I7: Custom phrase needed

First a disclaimer: I’m feeling a bit poorly at the moment, so I can only hope this post will be coherent. That said, on to my question.

I’m currently trying to channel categories of actions during specific scenes. During those scenes I want to restrict the player from acting on nonessential things and people.

For instance, we might have a duel between two naval officers, deadly swordsmen both. Now, during this duel, a wavering attention should be discouraged, but even the smallest detail of the enemy could be vital. In other words, I want to block off most actions having to do with the surrounding environment, while keeping the player and the enemy and anything they enclose remain valid options.

In other words, I’d love for a general definition similar to “if x encloses y”, but one that also applies if x is y, so that one could write

If the noun pertains to Sir John

and have it evaluate as true for Sir John, Sir John’s pitiless blue eyes, and Sir John’s deadly gleaming sword of stabby-stabby-kill.

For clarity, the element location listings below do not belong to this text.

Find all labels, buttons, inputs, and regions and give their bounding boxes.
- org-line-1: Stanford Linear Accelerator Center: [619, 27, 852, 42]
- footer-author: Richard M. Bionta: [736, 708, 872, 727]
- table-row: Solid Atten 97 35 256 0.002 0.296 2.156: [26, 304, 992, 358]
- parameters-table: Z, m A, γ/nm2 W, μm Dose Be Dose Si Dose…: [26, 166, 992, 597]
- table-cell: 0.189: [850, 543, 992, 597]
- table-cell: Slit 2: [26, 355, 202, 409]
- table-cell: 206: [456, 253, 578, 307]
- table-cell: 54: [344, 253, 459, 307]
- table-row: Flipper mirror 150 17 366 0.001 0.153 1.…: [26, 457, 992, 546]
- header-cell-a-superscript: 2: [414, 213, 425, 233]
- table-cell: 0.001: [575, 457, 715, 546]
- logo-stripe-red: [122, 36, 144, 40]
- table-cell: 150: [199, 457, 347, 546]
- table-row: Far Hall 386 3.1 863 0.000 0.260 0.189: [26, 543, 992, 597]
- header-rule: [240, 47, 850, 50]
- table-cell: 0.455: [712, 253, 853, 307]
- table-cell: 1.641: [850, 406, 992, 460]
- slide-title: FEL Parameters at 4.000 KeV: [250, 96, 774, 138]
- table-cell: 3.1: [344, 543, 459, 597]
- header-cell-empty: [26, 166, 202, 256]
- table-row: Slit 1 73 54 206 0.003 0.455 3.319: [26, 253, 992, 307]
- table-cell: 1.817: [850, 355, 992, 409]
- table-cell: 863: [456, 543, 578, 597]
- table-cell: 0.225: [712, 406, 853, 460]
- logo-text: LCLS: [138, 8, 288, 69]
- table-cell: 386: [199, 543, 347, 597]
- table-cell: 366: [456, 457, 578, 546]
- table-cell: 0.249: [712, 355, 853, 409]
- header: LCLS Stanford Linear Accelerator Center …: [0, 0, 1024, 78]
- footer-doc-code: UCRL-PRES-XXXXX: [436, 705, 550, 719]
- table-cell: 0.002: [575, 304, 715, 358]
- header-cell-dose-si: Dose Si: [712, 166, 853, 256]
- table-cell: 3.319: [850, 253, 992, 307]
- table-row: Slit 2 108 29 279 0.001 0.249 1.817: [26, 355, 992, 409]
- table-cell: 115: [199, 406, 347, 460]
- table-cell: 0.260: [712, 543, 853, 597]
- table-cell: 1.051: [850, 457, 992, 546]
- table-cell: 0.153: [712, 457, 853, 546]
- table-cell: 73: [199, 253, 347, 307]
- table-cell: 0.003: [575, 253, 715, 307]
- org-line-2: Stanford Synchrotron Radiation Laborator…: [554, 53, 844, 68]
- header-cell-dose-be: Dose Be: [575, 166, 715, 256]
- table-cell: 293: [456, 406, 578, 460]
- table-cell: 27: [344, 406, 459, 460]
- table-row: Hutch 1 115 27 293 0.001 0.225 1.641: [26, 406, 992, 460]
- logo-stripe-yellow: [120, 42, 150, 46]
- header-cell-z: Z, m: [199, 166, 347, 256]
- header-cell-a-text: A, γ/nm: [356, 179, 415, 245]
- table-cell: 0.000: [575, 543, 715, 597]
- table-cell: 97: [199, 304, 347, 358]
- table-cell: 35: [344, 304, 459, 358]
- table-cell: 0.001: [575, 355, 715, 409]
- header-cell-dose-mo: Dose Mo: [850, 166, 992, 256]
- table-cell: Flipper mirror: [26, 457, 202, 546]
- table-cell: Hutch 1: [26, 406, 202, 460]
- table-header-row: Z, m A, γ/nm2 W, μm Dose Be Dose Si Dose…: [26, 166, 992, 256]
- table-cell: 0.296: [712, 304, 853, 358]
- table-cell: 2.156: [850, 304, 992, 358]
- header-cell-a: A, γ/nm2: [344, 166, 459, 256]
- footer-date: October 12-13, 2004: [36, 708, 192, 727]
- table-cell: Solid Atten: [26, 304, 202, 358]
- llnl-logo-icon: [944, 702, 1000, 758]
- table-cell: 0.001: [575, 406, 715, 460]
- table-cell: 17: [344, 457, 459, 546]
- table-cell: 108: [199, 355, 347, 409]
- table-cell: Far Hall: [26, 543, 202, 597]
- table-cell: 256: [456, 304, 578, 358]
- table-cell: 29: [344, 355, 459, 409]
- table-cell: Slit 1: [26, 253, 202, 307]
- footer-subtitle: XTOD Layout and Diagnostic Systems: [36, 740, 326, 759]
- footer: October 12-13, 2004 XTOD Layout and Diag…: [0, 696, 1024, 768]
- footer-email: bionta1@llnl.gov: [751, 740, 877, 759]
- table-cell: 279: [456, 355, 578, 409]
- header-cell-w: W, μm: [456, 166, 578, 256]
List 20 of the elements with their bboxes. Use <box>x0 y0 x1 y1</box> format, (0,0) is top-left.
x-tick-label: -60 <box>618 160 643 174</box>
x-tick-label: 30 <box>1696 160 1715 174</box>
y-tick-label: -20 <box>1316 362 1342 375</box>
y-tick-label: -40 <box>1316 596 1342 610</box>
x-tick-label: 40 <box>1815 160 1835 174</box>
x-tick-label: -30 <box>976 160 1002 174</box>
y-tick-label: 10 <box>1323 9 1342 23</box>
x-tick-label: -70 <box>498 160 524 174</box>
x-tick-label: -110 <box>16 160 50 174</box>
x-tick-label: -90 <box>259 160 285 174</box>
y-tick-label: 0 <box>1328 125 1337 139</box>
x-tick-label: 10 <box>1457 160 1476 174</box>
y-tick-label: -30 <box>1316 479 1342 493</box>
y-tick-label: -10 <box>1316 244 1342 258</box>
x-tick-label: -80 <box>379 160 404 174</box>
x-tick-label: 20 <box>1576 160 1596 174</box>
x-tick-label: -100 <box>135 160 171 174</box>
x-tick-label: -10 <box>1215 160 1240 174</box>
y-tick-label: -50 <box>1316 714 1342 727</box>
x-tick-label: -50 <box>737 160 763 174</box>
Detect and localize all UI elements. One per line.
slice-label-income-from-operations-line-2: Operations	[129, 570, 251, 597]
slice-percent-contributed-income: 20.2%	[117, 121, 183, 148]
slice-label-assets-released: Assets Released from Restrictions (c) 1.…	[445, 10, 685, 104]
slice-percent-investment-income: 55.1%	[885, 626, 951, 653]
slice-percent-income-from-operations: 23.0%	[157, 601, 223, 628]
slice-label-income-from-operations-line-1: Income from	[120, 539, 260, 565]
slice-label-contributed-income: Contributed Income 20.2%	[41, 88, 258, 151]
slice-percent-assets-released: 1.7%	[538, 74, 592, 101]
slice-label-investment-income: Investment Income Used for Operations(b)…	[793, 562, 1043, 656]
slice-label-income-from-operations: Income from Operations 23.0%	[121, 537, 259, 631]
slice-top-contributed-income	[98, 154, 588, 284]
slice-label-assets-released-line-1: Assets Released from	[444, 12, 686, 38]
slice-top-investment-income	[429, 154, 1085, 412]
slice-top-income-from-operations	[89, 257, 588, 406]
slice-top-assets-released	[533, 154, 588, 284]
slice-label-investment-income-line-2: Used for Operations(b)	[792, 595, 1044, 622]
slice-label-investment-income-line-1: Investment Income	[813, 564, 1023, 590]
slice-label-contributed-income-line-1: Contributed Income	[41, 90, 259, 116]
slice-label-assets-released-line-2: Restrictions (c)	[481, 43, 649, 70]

Now. What’s the best, most general way of doing this? I can see how you do it through “to decide whether…” statements, but those tend to become pretty specific in their wording, which I’d prefer to avoid if possible.

Here’s how to do this with the basic parameters you mentioned and using a decide phrase:

To decide if (X - an object) pertains to (Y - an object): if Y is X, decide yes; if Y is part of X, decide yes; if Y encloses X, decide yes; decide no.

I’m not sure exactly what you mean by decide phrases being overly specific in their phrasing. This one doesn’t mention any specific objects at all and can also be used with any game object (including rooms), so hopefully it fits the bill!

–Erik

Yeah, that would do it. I wrote some similar code, although yours was better thought-out.

I suppose my confusion stems from the fact that phrases like “enclosed by” is a lot more flexible than the result of the “to decide if…” phrase. I mean, if you were to write say the list of things enclosed by Sir John this would work, but say the list of things pertaining to Sir John wouldn’t work at all because the expression “pertaining” isn’t semantically recognized.
By the way, any reason we don’t write

To decide if (X - an object) pertains to (Y - an object): if Y is X, decide yes; if Y is enclosed by X, decide yes; if Y encloses X, decide yes; decide no.
? As far as I know incorporation is enclosure, or was there something about your logic that I overlooked?

Ah, I see. If you want that capability, you can use a relation instead:

[code]Pertainment relates an object (called X) to an object (called Y) when X is Y or X encloses Y or Y encloses X. The verb to pertain to (he pertains to, they pertain to, he pertained to, he pertains to) implies the pertainment relation.

When play begins: say the list of things that pertain to the player.[/code]

See 13.12 in the manual for more on this type of relation.

No, that’s better, and of course you can add other relationships as you need them.

EDIT: By the way, if you use the relation, you might want to consider whether you need it to apply to objects other than things (such as rooms). Setting up a relation such as this one between objects is more expensive than doing so between things.

Is it? I thought conditional relations weren’t expensive at all. Perhaps they take extra time, though. In that case, you can make it even faster by defining it as a relation between things and people.

Hm, could be–I’d assumed that they function as do other relations. But it would make sense too if they were really just more flexible conditions, and thus evaluated only when needed. In that case, using objects wouldn’t be more expensive except, as you say, in terms of speed–Inform would need to iterate over all objects in the game rather than just things or people. The speed probably isn’t too much too worry about unless you have tons of objects, though. Testing this kind of thing in Quixe or Parchment is a good way to see whether the speed hit is significant.

–Erik

The calculated relation isn’t expensive at all – it’s just a plain function like the decide-if function shown up-thread, only its syntax is that of relations. Asking if “steely eyes pertain to John” is quick as the decide-if. But “the list of things pertaining to John” is, of course, a single loop.

It’s the storage relations that one might be careful of defining on the root Object, but even then, if it’s Glulx it’s likely not a problem anyway.

Very useful discussion, and a big thank-you to all (three) participants. As for glulx, I love that it exists, but I generally start out striving for code that would work on the z-machine.

(This isn’t because I necessarily want my game to be z8. Part of it may well be snobbery, but I have noticed that if I start out writing code in glulx, the result is often wasteful and, worse, incoherent. To me, the benefit of the z-machine restriction is that it counters the impulse to simply brute-force a solution.)

I’m still writing my WIP as if I had z-machine constraints, even though it’s too big for z8 already. I have a vague idea that I’ll trim it down later (after all, if Curses fits in z5, my tiny little thing OUGHT to fit!), but even if I don’t, I like having clean code.